May 2022
Reflections of God's Goodness
Spring has always reminded me of how God has imbedded His life into His creation. As the grass greens and flowers bloom, belief in the Resurrection of all creation comes alive. Jesus is Risen and He invites us into the resurrected life!
“The heavens declare the glory of God; the firmament proclaims the works of his hands.”
In contrast to the signs of Spring and our Easter Joy, the news from Ukraine remains grim. Images of pain and suffering flow out of Ukraine daily. People flee for their lives, mourn the loss of loved ones, and pray for an end to the violence. War is a product of envy, greed, and evil.
Conflicts rage around the world. In Ukraine, Afghanistan, Israel and Africa to name a few.

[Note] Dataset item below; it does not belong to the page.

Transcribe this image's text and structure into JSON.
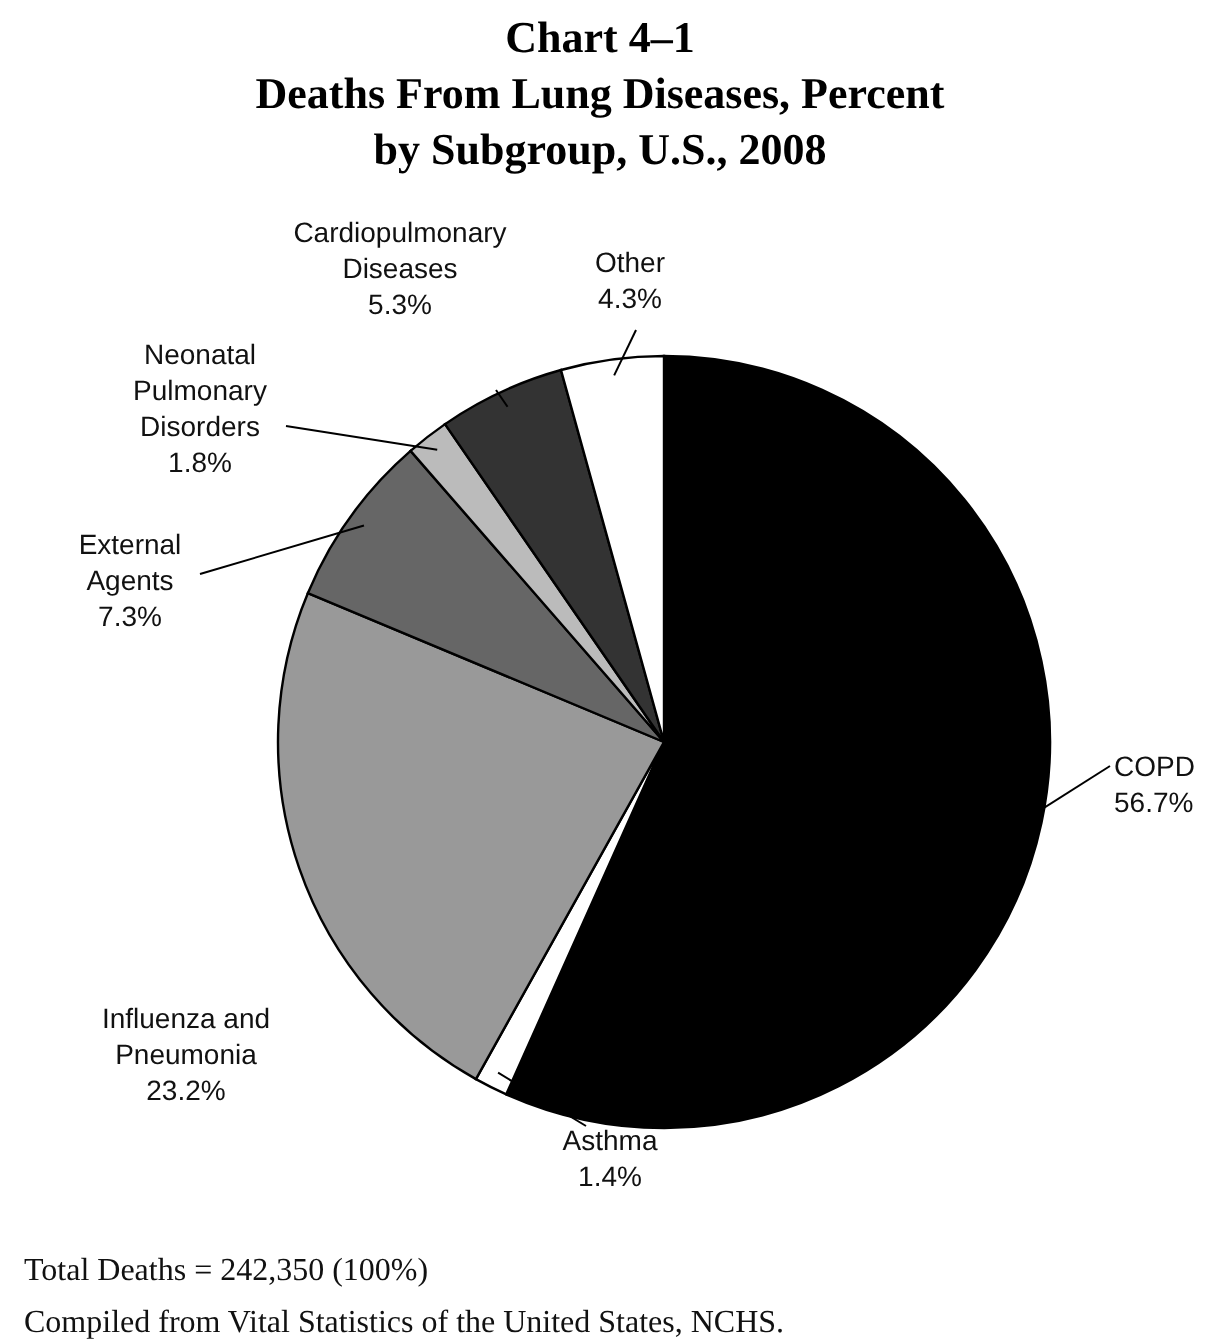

People are suffering. Our God is not absent from this picture. God created us in love, and he created the entire universe and all that is contained within it. In some mysterious way, God’s life in us is connected to God’s life in every person, tree, plant, river, ocean, animal, galaxy, solar system, the entire universe.
“Ever since the creation of the world, his invisible attributes of eternal power and divinity have been able to be understood and perceived in what he has made.”
Here is the good news. God’s love is not like our love. It is a self-emptying love. A love that gives all. A love that dies on a cross for us. A love that draws all creation to itself. God’s love is eternal. It overcomes death to bring new life.
“I have told you this so that you might have peace in me. In the world you will have trouble, but take courage, I have conquered the world.”
Jesus came to overcome injustice, pain, and suffering. In Jesus, God poured out His love for us on the cross. People mocked Jesus. Even He cried out, “My God, my God, oh why have you abandoned me.” Easter morning showed the power of God to all the world through His Resurrection.
We too, cry out to God and wonder if He has abandoned us. Does God have some master plan we know nothing about? I do not think so. Contemporary theologian Denis Edwards suggests we think of God as the Divine Attractor. We know that evil and suffering exist, and we cannot figure out the answer as to why or how. We are not God. Nevertheless, we can meet Him as the Great Attractor. He pulls us into Himself and holds us closer and closer.
That is why we see persecuted people professing their faith and hope amid the suffering and violence. God has made His presence known and pulls them closer. Like a Shepherd, He holds them in His arms. Let us pray together as Jesus taught us, that His Kingdom will come, and His will might be done on earth as it is in heaven.
Blessings,
Sister Mary Ann Barnhorn, SNDdeN
“What will separate us from the love of Christ? Will anguish, or distress, or persecution, or famine, or nakedness, or peril, or the sword? No, in all these things we conquer overwhelmingly through him who loved us. For I am convinced that neither death, nor life, nor angels, nor principalities, nor present things, nor future things, nor powers, nor height, nor depth, nor any other creature will be able to separate us from the love of God in Christ Jesus our Lord.”